Laia Jufresa asumió que su protesta contra la barbarie era eludir la barbarie de su obra porque abstenerse era también una decisión política. Mauro Javier Cárdenas observó las paradojas de cómo sobrevivía la sintaxis de una lengua materna en una lengua contaminante de llegada como el inglés a pesar del aculturalismo voluntario del que escribe en Estados Unidos. En otras mesas se asumió que el tratamiento diferencial de la literatura era también literatura. Entonces campearon las paradojas y posturas hipercorrectas: podías no asistir a Francia como protesta por la exclusión de una mayoría de escritores mujeres de tu país de un listado, pero sí asistir a otro donde la ausencia de escritoras de tu país era total. La hipercorrección seguía eludiendo el hecho de que la exclusión no proviene de un orden patriarcal sino de un sistema de clases. Por suerte, el festival entero hervía en paradojas (Rieff contra la memoria), hipercorrecciones políticas (¿por qué fracasa Colombia?) y discusiones de época (posverdad, veganismo, nuevos nacionalismos).
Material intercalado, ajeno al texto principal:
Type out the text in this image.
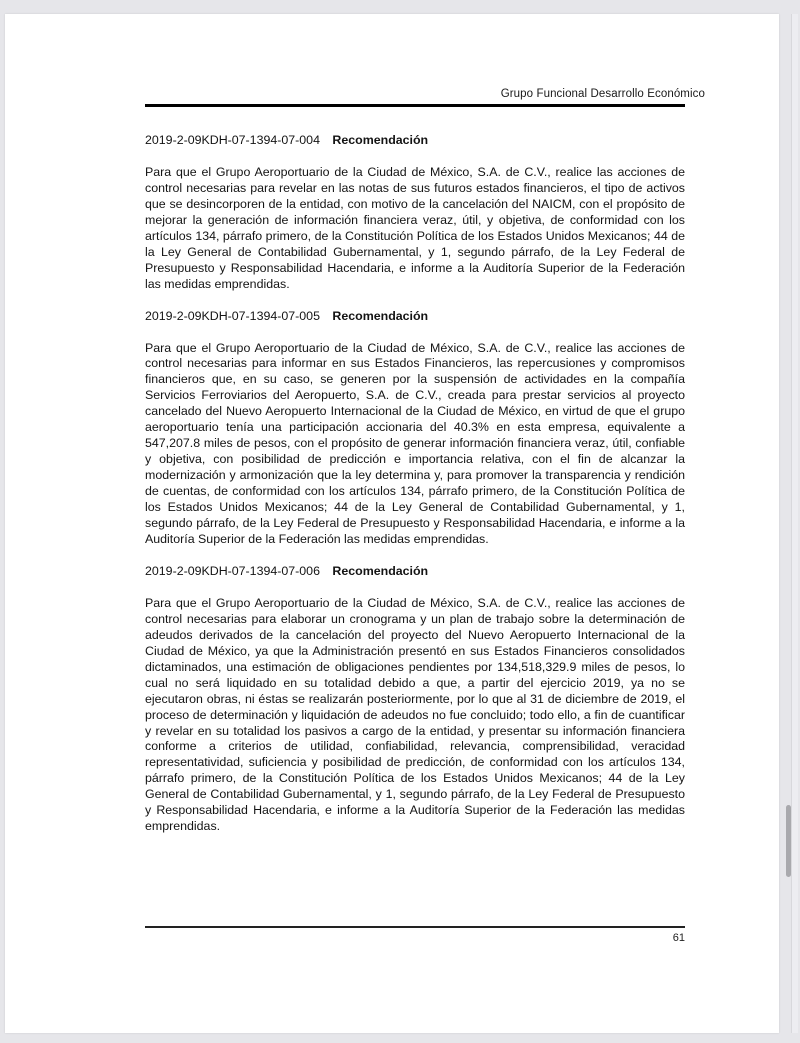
Grupo Funcional Desarrollo Económico
2019-2-09KDH-07-1394-07-004 Recomendación

Para que el Grupo Aeroportuario de la Ciudad de México, S.A. de C.V., realice las acciones de control necesarias para revelar en las notas de sus futuros estados financieros, el tipo de activos que se desincorporen de la entidad, con motivo de la cancelación del NAICM, con el propósito de mejorar la generación de información financiera veraz, útil, y objetiva, de conformidad con los artículos 134, párrafo primero, de la Constitución Política de los Estados Unidos Mexicanos; 44 de la Ley General de Contabilidad Gubernamental, y 1, segundo párrafo, de la Ley Federal de Presupuesto y Responsabilidad Hacendaria, e informe a la Auditoría Superior de la Federación las medidas emprendidas.

2019-2-09KDH-07-1394-07-005 Recomendación

Para que el Grupo Aeroportuario de la Ciudad de México, S.A. de C.V., realice las acciones de control necesarias para informar en sus Estados Financieros, las repercusiones y compromisos financieros que, en su caso, se generen por la suspensión de actividades en la compañía Servicios Ferroviarios del Aeropuerto, S.A. de C.V., creada para prestar servicios al proyecto cancelado del Nuevo Aeropuerto Internacional de la Ciudad de México, en virtud de que el grupo aeroportuario tenía una participación accionaria del 40.3% en esta empresa, equivalente a 547,207.8 miles de pesos, con el propósito de generar información financiera veraz, útil, confiable y objetiva, con posibilidad de predicción e importancia relativa, con el fin de alcanzar la modernización y armonización que la ley determina y, para promover la transparencia y rendición de cuentas, de conformidad con los artículos 134, párrafo primero, de la Constitución Política de los Estados Unidos Mexicanos; 44 de la Ley General de Contabilidad Gubernamental, y 1, segundo párrafo, de la Ley Federal de Presupuesto y Responsabilidad Hacendaria, e informe a la Auditoría Superior de la Federación las medidas emprendidas.

2019-2-09KDH-07-1394-07-006 Recomendación

Para que el Grupo Aeroportuario de la Ciudad de México, S.A. de C.V., realice las acciones de control necesarias para elaborar un cronograma y un plan de trabajo sobre la determinación de adeudos derivados de la cancelación del proyecto del Nuevo Aeropuerto Internacional de la Ciudad de México, ya que la Administración presentó en sus Estados Financieros consolidados dictaminados, una estimación de obligaciones pendientes por 134,518,329.9 miles de pesos, lo cual no será liquidado en su totalidad debido a que, a partir del ejercicio 2019, ya no se ejecutaron obras, ni éstas se realizarán posteriormente, por lo que al 31 de diciembre de 2019, el proceso de determinación y liquidación de adeudos no fue concluido; todo ello, a fin de cuantificar y revelar en su totalidad los pasivos a cargo de la entidad, y presentar su información financiera conforme a criterios de utilidad, confiabilidad, relevancia, comprensibilidad, veracidad representatividad, suficiencia y posibilidad de predicción, de conformidad con los artículos 134, párrafo primero, de la Constitución Política de los Estados Unidos Mexicanos; 44 de la Ley General de Contabilidad Gubernamental, y 1, segundo párrafo, de la Ley Federal de Presupuesto y Responsabilidad Hacendaria, e informe a la Auditoría Superior de la Federación las medidas emprendidas.

61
Mientras los escritores menos conocidos vivíamos lo que el dominicano Frank Báez llamó “El cielo de Meryl Streep” (“nos reciben puntuales, nos llevan a comer, luego a dormir”, como en el film El cielo próximamente) al final estaríamos en el purgatorio de Elizabeth Costello, el personaje femenino al que ha regresado Coetzee en su libro más reciente, y quien al entrar al purgatorio debe responder en el formulario de la expurgación a la pregunta “¿En qué cree?”, y al no poder responder se queda allí secula seculorum. Salman Rushdie paseaba con una dama despampanante negando autógrafos mientras Coetzee paseaba su celebridad silenciosa por las calles de Cartagena. Frank Báez se le atravesó a Coetzee con un libro en la mano para que se lo firmara. Coetzee preguntó por su nombre a lo que Báez respondió: “Frank, como Frank Sinatra”, y se lo firmó.

En el Centro de Convenciones de Cartagena, donde un año antes se refrendó el Acuerdo de Paz entre el Gobierno de Colombia y las Farc, el premio nobel sudafricano leyó uno de sus cuentos morales ante un auditorio de 3.000 personas sumidas en el silencio ceremonioso de ese autor que jamás improvisa. Mientras oía la historia de aquella mujer asediada por un perro iba pensando en las charlas informales de esos cinco días de cocteles, desvelos, almuerzos y desayunos colectivos. Lo que deducía de las 3.000 personas allí reunidas en contraste con las 40 que hubo en el Fondo de Cultura Económica cuando el mismo autor hizo lo propio cuatro años atrás, es que nadie está esperando por tu obra. Hay 150.000 personas en este país que son como tú, que tienen un momento para escuchar el silencio y para leer libros, pero esas subjetividades desconocen quién es la otra. Hay todas las obras de todos los temas en una librería o en una feria. Nadie busca lo tuyo. El único camino es singularizarse, tener algo especial que las demás obras no tienen. Los editores están a la caza de la juventud. Pero saben que la genialidad de la juventud es relativa, y por eso hay que renovar las generaciones. Es la sorpresa que tuvo Pilar Quintana, miembro del primer Bogotá 39, cuando se enteró de la nueva selección. Enseguida llamó a Gabriela Alemán y a Antonio García para quejarse: “No es posible, sólo han pasado diez años y ya nos buscaron reemplazo”. Pero ellos ya habían hecho el camino de ida y vuelta y conocían el resultado.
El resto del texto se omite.